The Steamboat Springs peewee A team advanced to the state tournament this weekend. The team opens Friday in Denver against Arapahoe. Pictured, back row from left, are coach KC Kelley, Nate Kelley, David LaPointe, Fischer Matthews, Nick Kocik, Matt Kempers, Tucker Canon, Johnathan Kaminski, Luke Borgerding, Quinn Morton and coach Tim Aigner. Front row from left are Will Coon, Lucas Coon, Riley Noble, Gabe Aigner, Peyton Tritz, Cisco DelliQuadri and Will Eck. Not pictured are coaches Bill Eck and Terry DelliQuadri.
It was exciting in a big picture sense.
The Steamboat Pee Wee A youth hockey team entered Sunday’s Colorado Amateur Hockey Association state championship having already played 44 games this season, making the finals in each of the five tournaments it traveled to and earning a 29-13-2 record.
Steamboat and Aspen, the championship opponent, already had played six times this season and split dead even, 3-3. They each punched their title tickets during the weekend by beating talented Front Range squads, earning the right to suit up and play in Denver’s vast Pepsi Center, with the video board on and the announcer echoing.
And the game was exciting in the small sense, as well, seemingly everything going wrong for Steamboat after a Will Coon rebound goal gave it a 1-0 second-period lead.
Steamboat sweated it out, however, and behind a magnificent goalkeeping performance from Peyton Tritz, accomplished the one goal it held all the way through the marathon season, winning a state championship.
“It was just a great season,” coach Tim Aigner said. “Ending it with a state title was our goal from the first day. All 16 kids contributed to it and it was very exciting.”
It was heart-stopping down the stretch. Steamboat's hopes rose on Coon’s go-ahead goal, but there was no resting easy as the team picked up three penalties in the third period. Those mistakes ensured the team was playing a man down through the entire stretch when Aspen most needed a goal.

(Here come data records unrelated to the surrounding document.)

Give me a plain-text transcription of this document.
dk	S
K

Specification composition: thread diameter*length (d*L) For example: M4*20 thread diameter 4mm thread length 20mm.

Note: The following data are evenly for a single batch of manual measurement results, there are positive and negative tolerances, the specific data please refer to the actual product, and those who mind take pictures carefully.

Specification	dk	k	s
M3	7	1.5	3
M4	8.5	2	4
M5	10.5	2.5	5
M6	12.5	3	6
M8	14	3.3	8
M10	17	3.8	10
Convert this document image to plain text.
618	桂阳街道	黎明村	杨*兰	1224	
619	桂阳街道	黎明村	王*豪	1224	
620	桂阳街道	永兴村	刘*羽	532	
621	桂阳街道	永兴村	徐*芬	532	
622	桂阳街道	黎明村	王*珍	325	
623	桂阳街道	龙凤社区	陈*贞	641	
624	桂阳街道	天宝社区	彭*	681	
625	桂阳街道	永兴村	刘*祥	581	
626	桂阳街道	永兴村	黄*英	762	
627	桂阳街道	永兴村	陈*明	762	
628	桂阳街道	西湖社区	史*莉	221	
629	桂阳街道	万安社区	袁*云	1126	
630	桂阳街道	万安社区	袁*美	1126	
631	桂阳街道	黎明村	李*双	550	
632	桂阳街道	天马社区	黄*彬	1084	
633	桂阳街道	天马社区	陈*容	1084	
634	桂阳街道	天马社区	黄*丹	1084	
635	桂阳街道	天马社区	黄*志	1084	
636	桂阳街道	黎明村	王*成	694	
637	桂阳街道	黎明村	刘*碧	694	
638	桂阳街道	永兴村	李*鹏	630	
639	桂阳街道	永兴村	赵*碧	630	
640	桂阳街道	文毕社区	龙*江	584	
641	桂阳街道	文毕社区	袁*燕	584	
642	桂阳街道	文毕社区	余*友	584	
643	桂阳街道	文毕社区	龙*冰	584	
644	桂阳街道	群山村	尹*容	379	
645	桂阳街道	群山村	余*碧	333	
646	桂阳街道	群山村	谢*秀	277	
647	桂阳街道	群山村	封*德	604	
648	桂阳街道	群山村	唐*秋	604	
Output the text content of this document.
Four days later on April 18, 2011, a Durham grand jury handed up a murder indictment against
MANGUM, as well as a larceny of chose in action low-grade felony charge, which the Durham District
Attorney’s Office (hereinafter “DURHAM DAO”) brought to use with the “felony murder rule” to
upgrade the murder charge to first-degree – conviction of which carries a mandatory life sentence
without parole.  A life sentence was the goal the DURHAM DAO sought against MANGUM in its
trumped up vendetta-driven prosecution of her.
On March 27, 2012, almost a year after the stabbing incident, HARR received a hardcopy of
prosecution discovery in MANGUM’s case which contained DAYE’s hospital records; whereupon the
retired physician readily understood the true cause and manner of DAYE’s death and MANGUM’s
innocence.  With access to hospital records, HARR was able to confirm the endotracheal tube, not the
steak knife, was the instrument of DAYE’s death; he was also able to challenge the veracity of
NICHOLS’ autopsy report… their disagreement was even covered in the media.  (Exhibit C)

“We were just telling the kids to dig deep and win every race to the puck,” Aigner said. “We told them they had to finish strong because in just six minutes, the title would be theirs.”
Tritz — “on fire,” Aigner said — had 13 saves in the game. Steamboat, meanwhile, poured it on throughout the game, logging 24 shots on goal.
Finally, it all paid off and time expired.
“It was a battle,” Aigner said. “The kids battled, hung tough, and we got it done.”